Eine ganze Reihe von Indizien scheint dafür zu sprechen, dass heute tatsächlich eher die Vollendung der nationalstaatlichen Ordnung als ihre Überwindung auf der Tagesordnung der Weltpolitik steht. Was zu Beginn des Jahrhunderts mit dem Zerfall der Doppelmonarchie Österreich-Ungarn begann, hat sich mit der Auflösung der Kolonialreiche in Afrika und Asien fortgesetzt und durch den Zusammenbruch des Realsozialismus neue Dimensionen erreicht: Der Nationalstaat ist zum allgemeinen Ordnungsmodell geworden. Aus dieser Perspektive erscheint es nur logisch, dass auch das politische Kunstgebilde Jugoslawien dem Druck der Veränderungen nicht standgehalten hat, ebenso wenig wie die ebenfalls im Gefolge des ersten Weltkrieges geschaffene Tschechoslowakei.

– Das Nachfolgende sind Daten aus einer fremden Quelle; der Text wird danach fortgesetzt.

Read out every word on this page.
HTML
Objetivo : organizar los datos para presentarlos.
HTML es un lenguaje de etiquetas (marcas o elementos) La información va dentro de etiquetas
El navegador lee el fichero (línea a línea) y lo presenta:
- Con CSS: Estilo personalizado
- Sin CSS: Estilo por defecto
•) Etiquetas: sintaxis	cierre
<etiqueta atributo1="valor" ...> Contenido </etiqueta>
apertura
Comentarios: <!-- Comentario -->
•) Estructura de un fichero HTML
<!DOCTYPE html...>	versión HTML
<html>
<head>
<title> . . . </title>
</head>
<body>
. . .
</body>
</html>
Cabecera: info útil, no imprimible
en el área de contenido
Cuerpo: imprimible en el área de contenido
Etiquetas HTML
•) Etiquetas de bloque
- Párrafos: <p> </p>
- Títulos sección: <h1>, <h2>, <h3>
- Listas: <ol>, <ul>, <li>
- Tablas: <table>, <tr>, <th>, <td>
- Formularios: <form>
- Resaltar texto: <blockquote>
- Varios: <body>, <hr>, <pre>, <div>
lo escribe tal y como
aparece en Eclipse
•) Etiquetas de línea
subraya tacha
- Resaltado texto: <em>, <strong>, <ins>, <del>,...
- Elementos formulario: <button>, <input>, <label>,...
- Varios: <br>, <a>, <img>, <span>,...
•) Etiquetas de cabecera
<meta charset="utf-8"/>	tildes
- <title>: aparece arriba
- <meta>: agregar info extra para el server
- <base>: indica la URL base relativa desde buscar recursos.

In gleicher Weise scheint es ins Bild zu passen, dass der Separatismus im indonesischen Inselreich zunimmt und selbst in westlichen Industrieländern wie Spanien, Kanada und Großbritannien teils sehr militant um neue Grenzen gestritten wird.
Hinzu kommt, dass die Seerechtskonferenz der Vereinten Nationen (UNCLOS) in den achtziger Jahren bis dahin frei zugängliche Gewässer für die Aufteilung als 200-Meilen Wirtschaftszone unter die Meeres-anrainer-Staaten freigegeben hat; dass die letzten bisher nicht territorial aufgeteilten Räume wie das Amazonas-Gebiet nunmehr genau vermessen und demarkiert werden, also die gesamte Erde Territorialstaaten zugeordnet wird; und schließlich, dass gerade die am weitesten fortgeschrittenen Länder ihre Grenzen befestigen, Kontrollen in Grenzgebieten verstärken und neue hart umkämpfte Grenzräume entstanden sind. Mit den neuen Grenzen sind hier die Einreise- und Transitbereiche der internationalen Flughäfen gemeint, die eine Verlängerung der Außengrenze nach innen darstellen. Diese Außengrenzen im Inneren von Staaten haben es in sich: Merham Karimi Nasseri, ein politischer Flüchtling aus dem Iran, lebte elf Jahre lang im Transitbereich des Charles de Gaulle-Flughafens von Paris, weil seine Papiere, die ihm eine Weiterreise nach Belgien ermöglicht hätten, verloren gegangen waren.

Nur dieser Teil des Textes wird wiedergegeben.